Ukrainische Gemeinschaft in Słubice - "Ich fürchte um meine Familie in der Ukraine"

In der polnischen Grenzstadt Słubice an der Oder leben hunderte Ukrainer. Viele machen sich Sorgen um einen möglichen Krieg mit Russland. Doch in der Słubicer orthodoxen Kirche gehen Ukrainer und Russen friedlich miteinander um.
Die Kirche der Allheiligen Gottesmutter in Słubice ist ein Treffpunkt für orthodoxe Christen. Sie wurde 2015 fertiggestellt, nachdem die Gläubigen den Neubau mit Spenden finanziert hatten. Viele von ihnen sind Ukrainer – auch der Pfarrer selbst, Michał Kowal. Und auch hier, direkt an der deutschen Grenze, ist der Konflikt zwischen Russland und der Ukraine spürbar.
"Die Ukrainer wollen Frieden. Unsere Gemeinde hier in Słubice besteht nicht nur aus Ukrainern, sondern auch aus Russen, Belarussen, Moldauern und Georgiern", erzählt der Pfarrer. Die Gläubige, die zu seiner Kirche kommen, streiten sich nicht, so Kowal. "Alle machen sich Sorgen. Niemand will Krieg", sagt er. Als religiöser Führer der Gemeinde habe Kowal gerade jetzt viel zu tun. Viele Menschen würden seelischen Beistand suchen.

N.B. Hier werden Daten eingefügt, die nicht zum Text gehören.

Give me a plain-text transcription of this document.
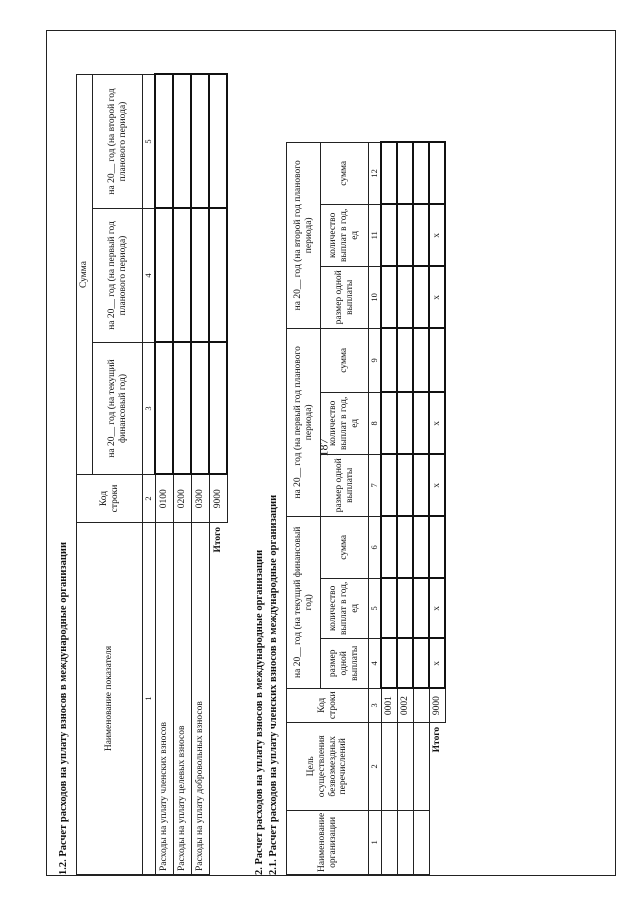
187
1.2. Расчет расходов на уплату взносов в международные организации	Наименование показателя	Код строки	Сумма		
		на 20__ год (на текущий финансовый год)	на 20__ год (на первый год планового периода)	на 20__ год (на второй год планового периода)
1	2	3	4	5
Расходы на уплату членских взносов	0100			
Расходы на уплату целевых взносов	0200			
Расходы на уплату добровольных взносов	0300			
Итого	9000			
2. Расчет расходов на уплату взносов в международные организации 2.1. Расчет расходов на уплату членских взносов в международные организации	Наименование организации	Цель осуществления безвозмездных перечислений	Код строки	на 20__ год (на текущий финансовый год)			на 20__ год (на первый год планового периода)			на 20__ год (на второй год планового периода)		
			размер одной выплаты	количество выплат в год, ед	сумма	размер одной выплаты	количество выплат в год, ед	сумма	размер одной выплаты	количество выплат в год, ед	сумма
1	2	3	4	5	6	7	8	9	10	11	12
		0001									
		0002									

Итого		9000	х	х		х	х		х	х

300.000 Ukrainer leben in Polen
Kowal ist einer von den etwa 300.000 ukrainischen Staatsbürgern, die in Polen leben. In der an Brandenburg grenzenden Lebuser Wojewodschaft sind es ungefähr 13.000. In Słubice, die mit einer Brücke über die Oder mit Frankfurt (Oder) verbunden ist, leben und arbeiten hunderte Ukrainerinnen und Ukrainer, viele schon seit Jahren. Besonders jetzt verfolgen sie das Geschehen in ihrer alten Heimat.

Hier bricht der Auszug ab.